Efficient Bayesian Optimization of Industrial-Scale Pressure-Vacuum Swing Adsorption Processes for CO2 Capture

Abstract

The design of adsorption systems for separation of CO2/N2 in carbon capture applications is notoriously challenging because it requires constrained multiobjective optimization to determine appropriate combinations of a moderately large number of system operating parameters. The status quo in the literature is to use the nondominated sorting genetic algorithm II (NSGA-II) to solve the design problem. This approach requires 1000s of time-consuming process simulations to find the Pareto front of the problem, meaning it can take days of computational time to obtain a solution. As an alternative approach, we have employed a Bayesian optimization algorithm, the Thompson sampling efficient multiobjective optimization (TSEMO).
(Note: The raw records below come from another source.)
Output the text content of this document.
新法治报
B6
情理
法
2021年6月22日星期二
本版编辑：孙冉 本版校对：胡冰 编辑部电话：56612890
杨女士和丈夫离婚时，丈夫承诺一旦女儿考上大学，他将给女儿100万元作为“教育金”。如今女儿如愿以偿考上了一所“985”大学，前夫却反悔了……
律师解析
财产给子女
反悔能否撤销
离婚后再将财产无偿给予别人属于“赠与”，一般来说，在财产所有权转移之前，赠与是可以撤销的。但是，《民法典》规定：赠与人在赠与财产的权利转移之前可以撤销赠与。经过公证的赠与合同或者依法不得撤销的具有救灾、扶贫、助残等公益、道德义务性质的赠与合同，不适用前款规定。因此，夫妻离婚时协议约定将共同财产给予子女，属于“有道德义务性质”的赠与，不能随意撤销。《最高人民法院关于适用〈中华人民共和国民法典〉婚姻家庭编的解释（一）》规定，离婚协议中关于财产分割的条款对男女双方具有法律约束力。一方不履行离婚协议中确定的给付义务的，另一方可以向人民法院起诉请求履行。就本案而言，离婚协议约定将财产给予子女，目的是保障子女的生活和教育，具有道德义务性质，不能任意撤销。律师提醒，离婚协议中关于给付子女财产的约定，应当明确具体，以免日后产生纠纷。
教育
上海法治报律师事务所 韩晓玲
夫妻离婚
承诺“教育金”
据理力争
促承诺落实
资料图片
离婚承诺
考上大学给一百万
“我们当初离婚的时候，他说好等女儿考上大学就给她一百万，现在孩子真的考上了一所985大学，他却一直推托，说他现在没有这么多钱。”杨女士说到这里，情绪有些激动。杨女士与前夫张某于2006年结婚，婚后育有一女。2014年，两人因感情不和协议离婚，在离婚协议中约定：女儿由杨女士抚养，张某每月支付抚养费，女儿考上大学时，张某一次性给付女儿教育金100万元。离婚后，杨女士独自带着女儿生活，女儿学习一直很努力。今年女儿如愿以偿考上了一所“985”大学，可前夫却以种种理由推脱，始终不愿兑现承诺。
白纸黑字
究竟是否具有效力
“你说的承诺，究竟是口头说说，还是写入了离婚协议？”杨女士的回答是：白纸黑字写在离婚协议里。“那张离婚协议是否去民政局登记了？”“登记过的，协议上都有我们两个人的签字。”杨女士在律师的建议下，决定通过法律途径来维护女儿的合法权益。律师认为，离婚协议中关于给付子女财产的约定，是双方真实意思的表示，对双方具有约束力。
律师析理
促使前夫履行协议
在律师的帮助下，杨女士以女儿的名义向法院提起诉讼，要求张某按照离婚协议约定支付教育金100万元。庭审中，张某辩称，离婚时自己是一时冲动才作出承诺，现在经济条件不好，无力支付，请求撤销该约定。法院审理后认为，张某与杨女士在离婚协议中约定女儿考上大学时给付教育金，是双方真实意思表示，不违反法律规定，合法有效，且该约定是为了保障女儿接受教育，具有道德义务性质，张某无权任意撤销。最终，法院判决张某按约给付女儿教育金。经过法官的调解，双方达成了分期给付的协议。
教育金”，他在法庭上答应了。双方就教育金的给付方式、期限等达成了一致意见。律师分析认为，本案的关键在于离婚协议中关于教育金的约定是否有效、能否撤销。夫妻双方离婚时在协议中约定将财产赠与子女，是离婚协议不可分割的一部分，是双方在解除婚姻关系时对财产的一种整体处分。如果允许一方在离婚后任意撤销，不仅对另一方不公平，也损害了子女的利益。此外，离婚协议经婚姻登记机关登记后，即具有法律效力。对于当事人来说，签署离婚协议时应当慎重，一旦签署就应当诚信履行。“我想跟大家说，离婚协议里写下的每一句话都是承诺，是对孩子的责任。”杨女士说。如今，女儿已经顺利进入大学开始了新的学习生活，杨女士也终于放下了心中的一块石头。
For constrained productivity/energy usage optimization, we find that the TSEMO algorithm is able to find an essentially identical solution to the design problem as that found using NSGA-II, while requiring 14 times less computational time. We have used the TSEMO algorithm to design a postcombustion carbon capture system for a 1000 MW coal fired power plant using two adsorbent materials, zeolite 13X and ZIF-36-FRL. Although ZIF-36-FRL showed promising process-scale performance in previous studies, we find that the industrial-scale performance is inferior to the benchmark zeolite 13X, requiring a 21% greater cost per tonne of CO2 captured. Finally, we have also tested the performance of the Bayesian design framework when coupled with a data-driven machine learning process modeling framework. In this instance, we find that the incumbent NSGA-II offers better computational performance than the Bayesian approach by a factor of 3.